MongoDB: When Primary fails

1.8k views Asked by At

I would like to understand what guarantees, if any does MongoDB provide as it relates to durability of data in a scenarios when Primary fails permanently or temporarily, or when it becomes separated at the network level from the rest of the replica set.

I understand what happens with w:1 write concern. I understand the role of journaling.

I do not understand how MongoDB decides which writes to keep and which to discard when a new primary is selected. In a 4-node (+arbiter) cluster, with N1 being primary and N2, N3, N4 secondaries, under this scenario:

  1. {w:majority, j:true} write hits the Primary.
  2. Secondaries poll for changes, primary waits for majority to confirm.
  3. N2 confirms the change.
  4. N3 has received the change and is in process of applying it.
  5. Primary goes down.
  6. N3 is unable to confirm to Primary it has applied the change.
  7. Election is forced.

Questions:

  • Will the write be available after election completes?
  • Does it matter what node will become a new primary?
  • Are results different if step #4 did not occur?
  • Are results different if Primary has received confirmation from N3?
  • Are results different if Primary has acknowledged the write, and N2 replicated the fact the write was confirmed by majority?
  • Are results different if both N2 and N3 replicated the fact that the write was confirmed by majority?
1

There are 1 answers

1
Joe On BEST ANSWER

First some background:

A mongodb replica set uses an operations log for replication. Each write at the primary is appended to the oplog.

Each secondary node queries its sync source for oplog entries, retreiving and applying them in batches.

Oplog entries are idempotent, and must be applied in order.

Before writing entries to the oplog itself, they are first written to the journal.

If a node crashes while applying a batch, it is safe to replay the entire batch from the journal, since each entry is idempotent.

Members report to each other the identifier of the most recent oplog event they have applied.

Since oplog events must be applied in order, this means that each node has applied all entries prior to the reported entry, and none since.

In a 5-node replica set, the majority is 3 nodes. The primary will not acknowledge to the client/application that a w:majority write has completed until a majority of the nodes report their oplog has reached or passed the point where the write was added.

Each node in a replica set monitors each of the other members.

If the primary realizes that it cannot communicate with a majority of the voting nodes, it will step down to secondary.

If a secondary does not have any communication to/from the primary for several seconds (10s by default), it will call for an election.

The node calling for election will solicit votes from every replica set member.

Each member will usually vote "Yes", a couple of reason they may vote "No" are:

  • The most recent oplog entry of the candidate is not equal to or more recent than the other nodes
  • The node has current communication with a primary node that is equal or greater priority than the candidate

If the candidate node receives enough 'Yes' votes to constitute a majority of the voting nodes in the replica set, it transitions to primary and beings accepting writes.

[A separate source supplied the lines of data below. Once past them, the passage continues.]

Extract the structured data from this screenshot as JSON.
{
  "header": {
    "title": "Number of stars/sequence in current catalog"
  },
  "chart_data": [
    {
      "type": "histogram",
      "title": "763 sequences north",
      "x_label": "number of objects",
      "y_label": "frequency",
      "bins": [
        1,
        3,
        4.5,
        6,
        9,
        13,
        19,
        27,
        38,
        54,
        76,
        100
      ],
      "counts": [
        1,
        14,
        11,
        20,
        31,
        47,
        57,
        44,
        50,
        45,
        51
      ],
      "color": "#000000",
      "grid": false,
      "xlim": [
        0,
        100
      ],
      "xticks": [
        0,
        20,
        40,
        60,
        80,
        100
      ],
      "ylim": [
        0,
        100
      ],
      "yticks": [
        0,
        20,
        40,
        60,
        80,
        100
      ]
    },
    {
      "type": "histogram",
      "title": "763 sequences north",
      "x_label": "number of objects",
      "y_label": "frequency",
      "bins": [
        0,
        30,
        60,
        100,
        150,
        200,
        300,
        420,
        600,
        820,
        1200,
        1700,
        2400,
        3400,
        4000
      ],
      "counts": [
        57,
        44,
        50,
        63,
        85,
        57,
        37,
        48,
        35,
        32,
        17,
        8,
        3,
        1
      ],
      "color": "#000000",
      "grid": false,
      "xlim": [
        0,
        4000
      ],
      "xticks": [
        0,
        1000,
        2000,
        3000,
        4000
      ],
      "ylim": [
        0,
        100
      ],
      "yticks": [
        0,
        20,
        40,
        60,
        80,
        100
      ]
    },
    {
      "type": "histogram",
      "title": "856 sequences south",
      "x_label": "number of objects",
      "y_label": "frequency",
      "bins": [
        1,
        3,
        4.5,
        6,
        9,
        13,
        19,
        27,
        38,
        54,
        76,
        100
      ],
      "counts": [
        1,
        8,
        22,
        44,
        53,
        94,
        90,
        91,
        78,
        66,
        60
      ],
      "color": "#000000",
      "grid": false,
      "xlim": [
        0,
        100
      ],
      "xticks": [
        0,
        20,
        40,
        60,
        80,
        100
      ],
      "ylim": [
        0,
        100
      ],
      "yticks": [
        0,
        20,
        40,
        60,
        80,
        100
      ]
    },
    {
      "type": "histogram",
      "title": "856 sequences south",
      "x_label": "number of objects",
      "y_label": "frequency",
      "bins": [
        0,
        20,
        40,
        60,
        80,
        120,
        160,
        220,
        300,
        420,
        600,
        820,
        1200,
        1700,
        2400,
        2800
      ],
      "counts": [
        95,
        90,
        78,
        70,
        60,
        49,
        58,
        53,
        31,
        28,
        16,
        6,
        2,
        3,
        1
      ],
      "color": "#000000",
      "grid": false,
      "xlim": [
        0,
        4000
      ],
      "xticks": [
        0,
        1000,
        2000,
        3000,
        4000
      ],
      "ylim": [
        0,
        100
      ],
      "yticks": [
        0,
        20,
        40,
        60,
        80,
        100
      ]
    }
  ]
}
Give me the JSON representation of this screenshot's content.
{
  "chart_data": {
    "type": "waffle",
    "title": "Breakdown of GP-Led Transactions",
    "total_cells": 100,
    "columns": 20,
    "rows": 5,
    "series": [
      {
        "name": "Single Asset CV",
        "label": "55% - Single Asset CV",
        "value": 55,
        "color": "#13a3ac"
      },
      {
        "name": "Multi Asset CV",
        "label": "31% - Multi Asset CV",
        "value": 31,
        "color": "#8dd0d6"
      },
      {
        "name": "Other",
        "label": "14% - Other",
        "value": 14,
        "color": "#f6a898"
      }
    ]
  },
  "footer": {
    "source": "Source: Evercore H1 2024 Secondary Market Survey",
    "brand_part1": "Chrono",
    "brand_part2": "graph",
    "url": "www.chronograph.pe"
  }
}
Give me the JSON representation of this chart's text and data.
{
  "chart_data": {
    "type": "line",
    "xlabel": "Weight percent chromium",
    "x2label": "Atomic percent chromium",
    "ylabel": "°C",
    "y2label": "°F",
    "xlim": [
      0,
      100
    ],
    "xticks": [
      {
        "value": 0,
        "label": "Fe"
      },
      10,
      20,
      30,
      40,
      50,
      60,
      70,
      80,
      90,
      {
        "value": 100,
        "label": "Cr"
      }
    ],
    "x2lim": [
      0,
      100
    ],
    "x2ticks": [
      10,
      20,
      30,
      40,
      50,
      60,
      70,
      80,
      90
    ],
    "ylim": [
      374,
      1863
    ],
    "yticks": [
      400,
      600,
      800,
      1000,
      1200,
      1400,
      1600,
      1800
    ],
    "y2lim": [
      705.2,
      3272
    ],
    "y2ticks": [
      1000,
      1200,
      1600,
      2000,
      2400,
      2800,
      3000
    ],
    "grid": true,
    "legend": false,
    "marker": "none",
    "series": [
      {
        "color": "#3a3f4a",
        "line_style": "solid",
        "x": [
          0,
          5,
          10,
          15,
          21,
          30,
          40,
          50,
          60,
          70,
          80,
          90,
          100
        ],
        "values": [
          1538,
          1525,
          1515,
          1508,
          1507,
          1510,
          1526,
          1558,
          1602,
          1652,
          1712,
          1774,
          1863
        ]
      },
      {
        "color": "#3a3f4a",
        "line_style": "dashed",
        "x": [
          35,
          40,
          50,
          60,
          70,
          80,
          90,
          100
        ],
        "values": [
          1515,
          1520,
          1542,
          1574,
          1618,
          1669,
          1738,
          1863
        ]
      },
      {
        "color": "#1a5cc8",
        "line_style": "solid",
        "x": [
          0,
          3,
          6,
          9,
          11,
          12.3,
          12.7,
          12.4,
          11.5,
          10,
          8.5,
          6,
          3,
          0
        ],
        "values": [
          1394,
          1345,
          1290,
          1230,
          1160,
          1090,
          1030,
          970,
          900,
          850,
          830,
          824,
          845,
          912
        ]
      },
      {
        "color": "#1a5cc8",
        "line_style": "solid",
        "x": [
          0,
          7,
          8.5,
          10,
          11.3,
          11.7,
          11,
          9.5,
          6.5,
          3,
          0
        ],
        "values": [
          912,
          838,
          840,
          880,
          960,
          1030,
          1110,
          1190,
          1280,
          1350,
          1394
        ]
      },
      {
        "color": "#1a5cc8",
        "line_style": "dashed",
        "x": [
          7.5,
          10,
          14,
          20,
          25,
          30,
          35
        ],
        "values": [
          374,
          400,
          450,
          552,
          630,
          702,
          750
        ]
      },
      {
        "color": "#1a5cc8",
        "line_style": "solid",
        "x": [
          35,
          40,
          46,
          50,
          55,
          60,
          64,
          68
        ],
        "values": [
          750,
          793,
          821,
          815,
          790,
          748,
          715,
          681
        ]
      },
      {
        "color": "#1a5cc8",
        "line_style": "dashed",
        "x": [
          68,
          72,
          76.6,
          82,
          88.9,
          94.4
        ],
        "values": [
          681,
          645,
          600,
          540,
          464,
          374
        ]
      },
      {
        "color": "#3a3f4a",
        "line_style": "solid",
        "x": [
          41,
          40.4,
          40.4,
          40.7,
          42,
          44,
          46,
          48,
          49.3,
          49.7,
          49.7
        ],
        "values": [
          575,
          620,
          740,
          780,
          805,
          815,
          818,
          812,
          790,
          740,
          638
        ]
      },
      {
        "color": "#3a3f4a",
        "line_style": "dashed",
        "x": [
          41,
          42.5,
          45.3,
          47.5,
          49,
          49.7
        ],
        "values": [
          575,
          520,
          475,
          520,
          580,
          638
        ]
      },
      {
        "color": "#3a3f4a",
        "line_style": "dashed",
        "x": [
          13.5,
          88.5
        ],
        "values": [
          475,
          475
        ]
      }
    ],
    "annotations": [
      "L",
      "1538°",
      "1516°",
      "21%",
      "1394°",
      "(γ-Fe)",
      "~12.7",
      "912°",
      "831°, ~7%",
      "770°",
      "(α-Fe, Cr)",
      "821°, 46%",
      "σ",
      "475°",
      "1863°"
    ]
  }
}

Each election increments the term value of the replica set. If the primary receives a heartbeat or other message from one of the other nodes that contains a higher term than when it was elected, it immediately steps down to secondary.

In your scenario:

{w:majority, j:true} write hits the Primary.

The primary will:

  • apply the write to its local copy of the data set
  • write the operation to the journal
  • write the operation to the oplog

Let's say the primary's oplog now contains:

Time operation
T1 create collection
T2 create index
T3 insert document 1
T4 insert document 2
T5 update document 1
T6 insert document 3

I will use the update at T5 as the w:majority write.

Secondaries poll for changes, primary waits for majority to confirm.

  • secondaries may not receive the data at the same time
  • each secondary may have a different last applied entry
  • secondary nodes do not respond differently to oplog events based on write concern (I don't think secondary nodes are even aware of the write concern)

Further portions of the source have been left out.